David Foy
About David Foy
David Foy, 58, is an independent director of Bowhead Specialty Holdings Inc. (BOW) and has served on the board since May 2024. He is a seasoned insurance executive and actuary: former EVP & CFO of White Mountains Insurance Group (2003–2017), an independent insurance consultant (2017–2021), and currently a senior advisor to Bain Capital Insurance (since Oct 2021). He previously served on the board of managers of BGP (Sept 2022–Dec 2024), and is a director of Federal Life Insurance Company and Enhance Health. He holds a B.S. in Applied Statistics from Rochester Institute of Technology and is a Fellow of the Society of Actuaries .
Past Roles
| Organization | Role | Tenure | Committees/Impact |
|---|---|---|---|
| White Mountains Insurance Group | EVP & CFO | Mar 2003 – May 2017 | Led finance, reporting, capital; deep P&C industry expertise |
| Insurance Industry (independent consultant) | Consultant | May 2017 – Oct 2021 | Advisory work across insurers |
| Bain Capital Insurance | Senior Advisor | Oct 2021 – present | Strategic advisory within insurance; capital and operations |
| BGP (Board of Managers) | Member | Sept 2022 – Dec 2024 | Governance for pre-IPO structure |
External Roles
| Organization | Role | Tenure | Notes |
|---|---|---|---|
| Federal Life Insurance Company | Director | Not specified | Current public company directorship |
| Enhance Health | Director | Not specified | Current board service |
Board Governance
- Board class and tenure: Foy is a Class II director; term expires at the 2026 annual meeting .

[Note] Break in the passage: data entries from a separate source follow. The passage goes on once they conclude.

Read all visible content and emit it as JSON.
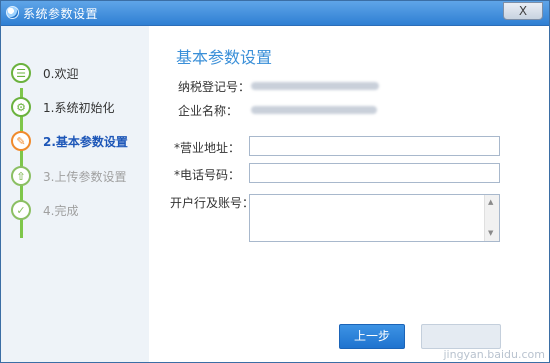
{
  "window": {
    "title": "系统参数设置",
    "close_label": "X"
  },
  "steps": [
    {
      "label": "0.欢迎",
      "state": "done",
      "icon": "welcome-monitor-icon",
      "glyph": "☰"
    },
    {
      "label": "1.系统初始化",
      "state": "done",
      "icon": "gear-icon",
      "glyph": "⚙"
    },
    {
      "label": "2.基本参数设置",
      "state": "current",
      "icon": "user-edit-icon",
      "glyph": "✎"
    },
    {
      "label": "3.上传参数设置",
      "state": "todo",
      "icon": "upload-tray-icon",
      "glyph": "⇧"
    },
    {
      "label": "4.完成",
      "state": "todo",
      "icon": "checkmark-icon",
      "glyph": "✓"
    }
  ],
  "main": {
    "title": "基本参数设置",
    "tax_id_label": "纳税登记号：",
    "company_name_label": "企业名称：",
    "address_label": "*营业地址：",
    "phone_label": "*电话号码：",
    "bank_label": "开户行及账号：",
    "address_value": "",
    "phone_value": "",
    "bank_value": ""
  },
  "buttons": {
    "prev_label": "上一步"
  },
  "watermark": "jingyan.baidu.com",
  "colors": {
    "titlebar": "#2f7fd3",
    "accent": "#3a8fd8",
    "current_step": "#1e57b8",
    "done_step": "#6bb23e",
    "current_icon": "#f08a2c",
    "button": "#1f73cf"
  }
}
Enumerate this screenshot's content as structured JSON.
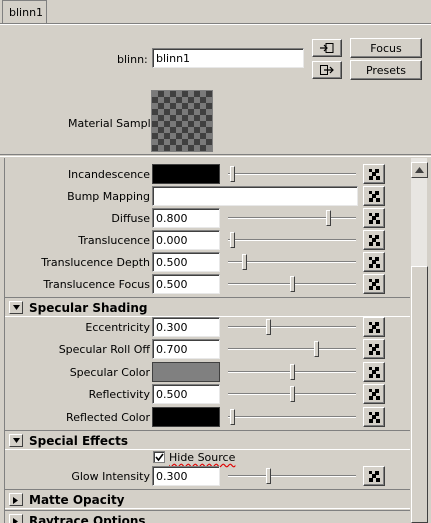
{
  "tab": {
    "label": "blinn1"
  },
  "header": {
    "name_label": "blinn:",
    "name_value": "blinn1",
    "focus_label": "Focus",
    "presets_label": "Presets",
    "sample_label": "Material Sample"
  },
  "rows_top": {
    "incandescence": {
      "label": "Incandescence",
      "color": "#000000",
      "slider": 0.0
    },
    "bump": {
      "label": "Bump Mapping"
    },
    "diffuse": {
      "label": "Diffuse",
      "value": "0.800",
      "slider": 0.8
    },
    "translucence": {
      "label": "Translucence",
      "value": "0.000",
      "slider": 0.0
    },
    "trans_depth": {
      "label": "Translucence Depth",
      "value": "0.500",
      "slider": 0.1
    },
    "trans_focus": {
      "label": "Translucence Focus",
      "value": "0.500",
      "slider": 0.5
    }
  },
  "specular": {
    "title": "Specular Shading",
    "eccentricity": {
      "label": "Eccentricity",
      "value": "0.300",
      "slider": 0.3
    },
    "rolloff": {
      "label": "Specular Roll Off",
      "value": "0.700",
      "slider": 0.7
    },
    "color": {
      "label": "Specular Color",
      "color": "#808080",
      "slider": 0.5
    },
    "reflectivity": {
      "label": "Reflectivity",
      "value": "0.500",
      "slider": 0.5
    },
    "reflected": {
      "label": "Reflected Color",
      "color": "#000000",
      "slider": 0.0
    }
  },
  "special": {
    "title": "Special Effects",
    "hide_source": "Hide Source",
    "glow": {
      "label": "Glow Intensity",
      "value": "0.300",
      "slider": 0.3
    }
  },
  "collapsed": {
    "matte": "Matte Opacity",
    "raytrace": "Raytrace Options"
  }
}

- Independence: Board determined David Foy is “independent” under NYSE listing standards .
- Committee assignments:
- Audit Committee: Chair; designated “audit committee financial expert” under Item 407(d)(5) of Regulation S-K; Audit Committee held two meetings in FY2024 .

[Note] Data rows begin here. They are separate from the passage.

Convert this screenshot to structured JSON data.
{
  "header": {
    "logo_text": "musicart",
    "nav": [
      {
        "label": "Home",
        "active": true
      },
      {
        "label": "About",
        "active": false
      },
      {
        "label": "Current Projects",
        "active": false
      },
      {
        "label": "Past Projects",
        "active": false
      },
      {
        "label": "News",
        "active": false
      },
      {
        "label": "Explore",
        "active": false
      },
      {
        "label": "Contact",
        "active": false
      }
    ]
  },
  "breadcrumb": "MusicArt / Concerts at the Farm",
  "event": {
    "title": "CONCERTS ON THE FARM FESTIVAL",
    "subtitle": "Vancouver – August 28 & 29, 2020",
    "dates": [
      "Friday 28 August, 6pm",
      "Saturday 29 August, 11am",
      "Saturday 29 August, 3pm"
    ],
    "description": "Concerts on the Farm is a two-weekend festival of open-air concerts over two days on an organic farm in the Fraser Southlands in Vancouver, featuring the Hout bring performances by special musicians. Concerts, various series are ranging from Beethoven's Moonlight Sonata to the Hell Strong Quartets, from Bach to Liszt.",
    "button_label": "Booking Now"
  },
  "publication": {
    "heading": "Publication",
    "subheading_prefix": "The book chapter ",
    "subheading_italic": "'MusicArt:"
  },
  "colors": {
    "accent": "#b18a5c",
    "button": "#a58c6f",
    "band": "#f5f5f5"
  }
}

- Compensation, Nominating & Corporate Governance (CNCG) Committee: Member; committee held one meeting in FY2024 .
- Attendance: Board held two meetings in FY2024; each incumbent director attended at least 75% of aggregate board/committee meetings for which they served .
- Board leadership: Chair is Matthew Botein; CEO is Stephen Sills; policy favors separation of roles or having a lead independent director .
Fixed Compensation (Director Pay – FY2024)
| Component | Amount | Notes |
|---|---|---|
| Annual Director Package (cash) | $80,000 | Under NED policy, directors may elect $80,000 cash + $80,000 RSUs or $160,000 RSUs |
| Annual Director Package (RSUs grant-date value) | $79,985 | Foy elected mixed package; RSUs vest at earlier of one year from grant or next AGM; holding required during service |
| Audit Committee Chair Retainer (cash) | $50,000 | Additional cash retainer for Audit Chair |
| Total FY2024 Compensation | $209,985 | $130,000 cash + $79,985 stock awards |
Directors nominated by AFMIC or GPC Fund and employees are ineligible for director compensation; Foy is not an AFMIC/GPC nominee .
Performance Compensation
| Program | Metric | Target Structure | Applicability to Foy |
|---|---|---|---|
| Director equity | Time-based RSUs | Vest at earlier of one year or next AGM; holding required during service | Applicable (no performance metrics) |
| Stock options | N/A | Company does not grant stock options at this time | Not applicable |
| Executive PSUs | Stock price CAGR thresholds (15%/20%/25% for 75%/100%/125% payout) | Executive-only; CEO PSUs | Not applicable to director compensation |
No director-specific performance metrics (TSR/EBITDA/ESG) were disclosed for Foy’s compensation .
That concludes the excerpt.